It’s a question that I ask on a daily basis. The responses I get range from cries for acceptance, to pleas for benefits, to Hallmark Card nonsense about love and ever after. It’s a question that we do not ask enough and I am starting to understand why we are not asking this question more often. This is a scary question to ask because the answer might mean that we have wasted the monetary, intellectual, and physical resources of the last 20 years in a fruitless effort to gain something that looks like “equality” when what we wanted was liberation. How can such a simple question garner such fear? The answer to how will marriage save us is so vital to how we progress as a community that is must be asked. The answer (sadly) is very simple: Gay Marriage cannot and will not get us what we want.
Its really not Gay Marriage’s fault, it tries to be the tie that binds us together but it falls noticeably short in this regard. The thing about Gay Marriage is that is cannot give us the theoretical freedoms that we want because nothing about our participation in it elicits these freedoms. I mean sure, it will give one couple, one at a time, access to death or hospital or workplace benefits. But does even the supposed freedom this offers to one single couple seem like a marker for progress? For something to be liberatory it must by definition act for the extension of the common good. If our goal is one couple at a time then we must change the rhetoric of our community. Marriage is not the great equalizer; it is merely the doorway for freedoms for a limited few, while leaving a majority of others out in the cold with no freedoms at all.
So now comes the impossible situation many of us face. Every day it seems there is some celebration as yet another local municipality strikes at the theoretical discrimination of marriage. As I was typing this an announcement about Florida scrolled across my screen. We are suppose to cheer with raised hands about a “victory” for our collective freedom and yet I sit here without access to any of these future freedoms because I have the audacity to be single, or Poly, or not interested in state sanctioning of my relationships. And if I have the audacity to complain I am suddenly a hater of love, a person who wants children to be without protections, or worse yet, bad at being Gay. I was in fact TERRIBLE at being Gay, which is why I went to Queer in the first place.

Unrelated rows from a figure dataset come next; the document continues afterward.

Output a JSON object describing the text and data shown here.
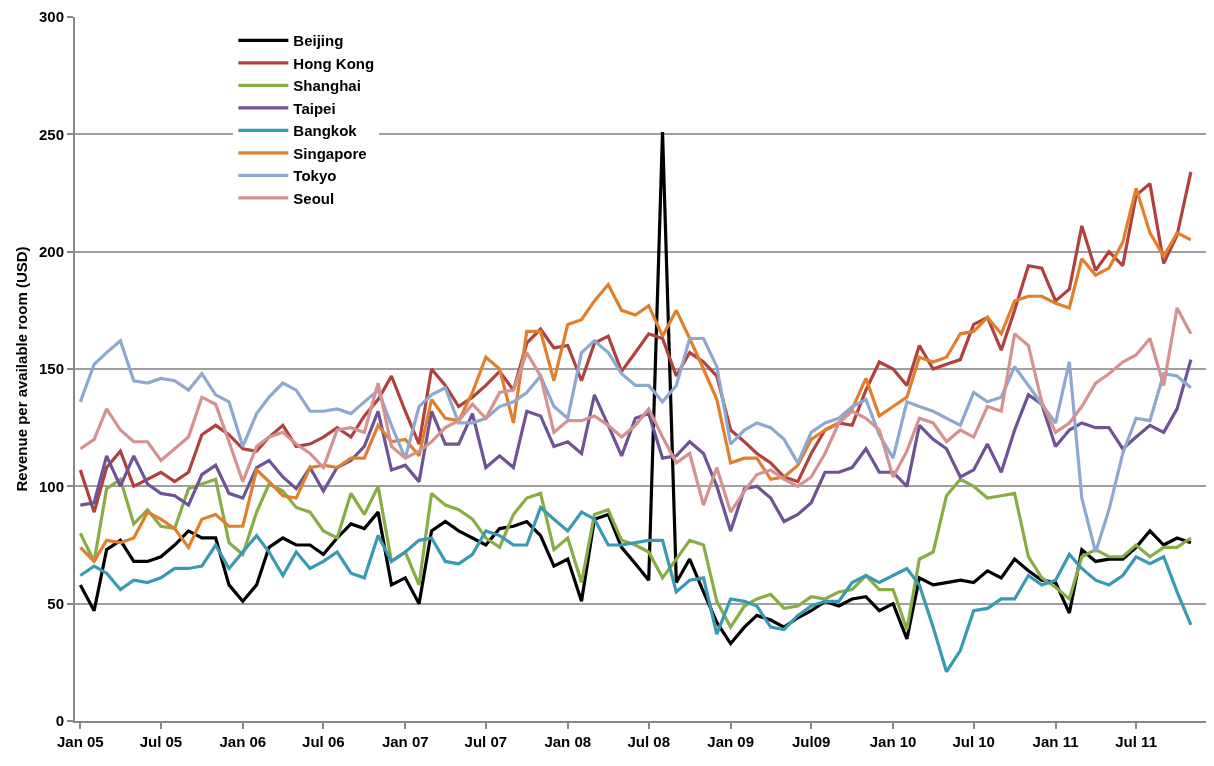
{
  "chart_data": {
    "type": "line",
    "ylabel": "Revenue per available room (USD)",
    "x": [
      "2005-01",
      "2005-02",
      "2005-03",
      "2005-04",
      "2005-05",
      "2005-06",
      "2005-07",
      "2005-08",
      "2005-09",
      "2005-10",
      "2005-11",
      "2005-12",
      "2006-01",
      "2006-02",
      "2006-03",
      "2006-04",
      "2006-05",
      "2006-06",
      "2006-07",
      "2006-08",
      "2006-09",
      "2006-10",
      "2006-11",
      "2006-12",
      "2007-01",
      "2007-02",
      "2007-03",
      "2007-04",
      "2007-05",
      "2007-06",
      "2007-07",
      "2007-08",
      "2007-09",
      "2007-10",
      "2007-11",
      "2007-12",
      "2008-01",
      "2008-02",
      "2008-03",
      "2008-04",
      "2008-05",
      "2008-06",
      "2008-07",
      "2008-08",
      "2008-09",
      "2008-10",
      "2008-11",
      "2008-12",
      "2009-01",
      "2009-02",
      "2009-03",
      "2009-04",
      "2009-05",
      "2009-06",
      "2009-07",
      "2009-08",
      "2009-09",
      "2009-10",
      "2009-11",
      "2009-12",
      "2010-01",
      "2010-02",
      "2010-03",
      "2010-04",
      "2010-05",
      "2010-06",
      "2010-07",
      "2010-08",
      "2010-09",
      "2010-10",
      "2010-11",
      "2010-12",
      "2011-01",
      "2011-02",
      "2011-03",
      "2011-04",
      "2011-05",
      "2011-06",
      "2011-07",
      "2011-08",
      "2011-09",
      "2011-10",
      "2011-11"
    ],
    "series": [
      {
        "name": "Beijing",
        "color": "#000000",
        "values": [
          58,
          47,
          73,
          77,
          68,
          68,
          70,
          75,
          81,
          78,
          78,
          58,
          51,
          58,
          74,
          78,
          75,
          75,
          71,
          78,
          84,
          82,
          89,
          58,
          61,
          50,
          81,
          85,
          81,
          78,
          75,
          82,
          83,
          85,
          79,
          66,
          69,
          51,
          86,
          88,
          74,
          67,
          60,
          251,
          59,
          69,
          55,
          42,
          33,
          40,
          45,
          43,
          40,
          44,
          47,
          51,
          49,
          52,
          53,
          47,
          50,
          35,
          61,
          58,
          59,
          60,
          59,
          64,
          61,
          69,
          64,
          60,
          59,
          46,
          73,
          68,
          69,
          69,
          74,
          81,
          75,
          78,
          76
        ]
      },
      {
        "name": "Hong Kong",
        "color": "#b0413e",
        "values": [
          107,
          89,
          108,
          115,
          100,
          103,
          106,
          102,
          106,
          122,
          126,
          122,
          116,
          115,
          121,
          126,
          117,
          118,
          121,
          125,
          121,
          130,
          137,
          147,
          132,
          118,
          150,
          143,
          134,
          138,
          143,
          149,
          141,
          161,
          167,
          159,
          160,
          145,
          161,
          164,
          149,
          157,
          165,
          163,
          147,
          157,
          153,
          147,
          124,
          119,
          114,
          110,
          104,
          102,
          114,
          124,
          127,
          126,
          141,
          153,
          150,
          143,
          160,
          150,
          152,
          154,
          169,
          172,
          158,
          175,
          194,
          193,
          179,
          184,
          211,
          192,
          200,
          194,
          224,
          229,
          195,
          207,
          234
        ]
      },
      {
        "name": "Shanghai",
        "color": "#8aac46",
        "values": [
          80,
          68,
          99,
          103,
          84,
          90,
          83,
          82,
          99,
          101,
          103,
          76,
          71,
          89,
          101,
          98,
          91,
          89,
          81,
          78,
          97,
          88,
          100,
          68,
          72,
          58,
          97,
          92,
          90,
          86,
          78,
          74,
          88,
          95,
          97,
          73,
          78,
          59,
          88,
          90,
          77,
          75,
          72,
          61,
          69,
          77,
          75,
          51,
          40,
          49,
          52,
          54,
          48,
          49,
          53,
          52,
          55,
          56,
          62,
          56,
          56,
          39,
          69,
          72,
          96,
          103,
          100,
          95,
          96,
          97,
          70,
          61,
          57,
          52,
          70,
          73,
          70,
          70,
          75,
          70,
          74,
          74,
          78
        ]
      },
      {
        "name": "Taipei",
        "color": "#6e5494",
        "values": [
          92,
          93,
          113,
          100,
          113,
          101,
          97,
          96,
          92,
          105,
          109,
          97,
          95,
          108,
          111,
          104,
          99,
          108,
          98,
          108,
          111,
          117,
          132,
          107,
          109,
          102,
          132,
          118,
          118,
          131,
          108,
          113,
          108,
          132,
          130,
          117,
          119,
          114,
          139,
          126,
          113,
          129,
          131,
          112,
          113,
          119,
          114,
          100,
          81,
          99,
          100,
          95,
          85,
          88,
          93,
          106,
          106,
          108,
          116,
          106,
          106,
          100,
          126,
          120,
          116,
          104,
          107,
          118,
          106,
          124,
          139,
          135,
          117,
          124,
          127,
          125,
          125,
          116,
          121,
          126,
          123,
          133,
          154
        ]
      },
      {
        "name": "Bangkok",
        "color": "#3a9ab1",
        "values": [
          62,
          66,
          63,
          56,
          60,
          59,
          61,
          65,
          65,
          66,
          75,
          65,
          72,
          79,
          72,
          62,
          72,
          65,
          68,
          72,
          63,
          61,
          79,
          68,
          72,
          77,
          78,
          68,
          67,
          71,
          81,
          79,
          75,
          75,
          91,
          86,
          81,
          89,
          86,
          75,
          75,
          76,
          77,
          77,
          55,
          60,
          61,
          37,
          52,
          51,
          49,
          40,
          39,
          45,
          49,
          51,
          51,
          59,
          62,
          59,
          62,
          65,
          58,
          40,
          21,
          30,
          47,
          48,
          52,
          52,
          62,
          58,
          60,
          71,
          65,
          60,
          58,
          62,
          70,
          67,
          70,
          55,
          41
        ]
      },
      {
        "name": "Singapore",
        "color": "#e0802f",
        "values": [
          74,
          68,
          77,
          76,
          78,
          89,
          86,
          82,
          74,
          86,
          88,
          83,
          83,
          107,
          102,
          96,
          95,
          108,
          109,
          108,
          112,
          112,
          126,
          119,
          120,
          113,
          137,
          129,
          128,
          140,
          155,
          150,
          127,
          166,
          166,
          145,
          169,
          171,
          179,
          186,
          175,
          173,
          177,
          164,
          175,
          163,
          150,
          137,
          110,
          112,
          112,
          103,
          104,
          109,
          120,
          124,
          127,
          133,
          146,
          130,
          134,
          138,
          155,
          153,
          155,
          165,
          166,
          172,
          165,
          179,
          181,
          181,
          178,
          176,
          197,
          190,
          193,
          204,
          227,
          208,
          198,
          208,
          205
        ]
      },
      {
        "name": "Tokyo",
        "color": "#8ea8d0",
        "values": [
          136,
          152,
          157,
          162,
          145,
          144,
          146,
          145,
          141,
          148,
          139,
          136,
          117,
          131,
          138,
          144,
          141,
          132,
          132,
          133,
          131,
          136,
          141,
          126,
          112,
          134,
          139,
          142,
          127,
          127,
          129,
          134,
          136,
          140,
          147,
          134,
          129,
          157,
          162,
          157,
          148,
          143,
          143,
          136,
          143,
          163,
          163,
          151,
          118,
          124,
          127,
          125,
          120,
          110,
          123,
          127,
          129,
          134,
          137,
          122,
          112,
          136,
          134,
          132,
          129,
          126,
          140,
          136,
          138,
          151,
          143,
          135,
          127,
          153,
          95,
          72,
          90,
          114,
          129,
          128,
          148,
          147,
          142
        ]
      },
      {
        "name": "Seoul",
        "color": "#d49392",
        "values": [
          116,
          120,
          133,
          124,
          119,
          119,
          111,
          116,
          121,
          138,
          135,
          119,
          102,
          117,
          121,
          123,
          118,
          114,
          108,
          124,
          125,
          123,
          144,
          117,
          112,
          115,
          119,
          125,
          128,
          135,
          129,
          140,
          141,
          157,
          147,
          123,
          128,
          128,
          130,
          126,
          121,
          126,
          133,
          121,
          110,
          114,
          92,
          108,
          89,
          98,
          105,
          107,
          103,
          100,
          104,
          114,
          127,
          132,
          129,
          124,
          104,
          115,
          129,
          127,
          119,
          124,
          121,
          134,
          132,
          165,
          160,
          136,
          123,
          127,
          134,
          144,
          148,
          153,
          156,
          163,
          143,
          176,
          165
        ]
      }
    ],
    "xlim": [
      "2004-12-20",
      "2011-12-05"
    ],
    "xticks": [
      {
        "value": "2005-01",
        "label": "Jan 05"
      },
      {
        "value": "2005-07",
        "label": "Jul 05"
      },
      {
        "value": "2006-01",
        "label": "Jan 06"
      },
      {
        "value": "2006-07",
        "label": "Jul 06"
      },
      {
        "value": "2007-01",
        "label": "Jan 07"
      },
      {
        "value": "2007-07",
        "label": "Jul 07"
      },
      {
        "value": "2008-01",
        "label": "Jan 08"
      },
      {
        "value": "2008-07",
        "label": "Jul 08"
      },
      {
        "value": "2009-01",
        "label": "Jan 09"
      },
      {
        "value": "2009-07",
        "label": "Jul09"
      },
      {
        "value": "2010-01",
        "label": "Jan 10"
      },
      {
        "value": "2010-07",
        "label": "Jul 10"
      },
      {
        "value": "2011-01",
        "label": "Jan 11"
      },
      {
        "value": "2011-07",
        "label": "Jul 11"
      }
    ],
    "ylim": [
      0,
      300
    ],
    "yticks": [
      0,
      50,
      100,
      150,
      200,
      250,
      300
    ],
    "grid": "y",
    "legend": "top left",
    "marker": "none",
    "line_style": "solid"
  }
}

You cannot simply call something “progress” and expect it to be true. You cannot blindly follow the plans of others, no mater how much visibility they have, and expect a clean result. You cannot proclaim connections to earlier movements, declare yourself the next recipient of a legacy, or speak with sweeping generalizations and expect everyone to simply move aside. And yet that is what's happening in the Queer community. Real liberation lies within critical thinking, compassionate outreach, and reconnecting to grassroots networks. It is here that perhaps our fear of marriage’s limitations will dissipate and when we hear “it can’t” we will ask, “Well then what’s next?”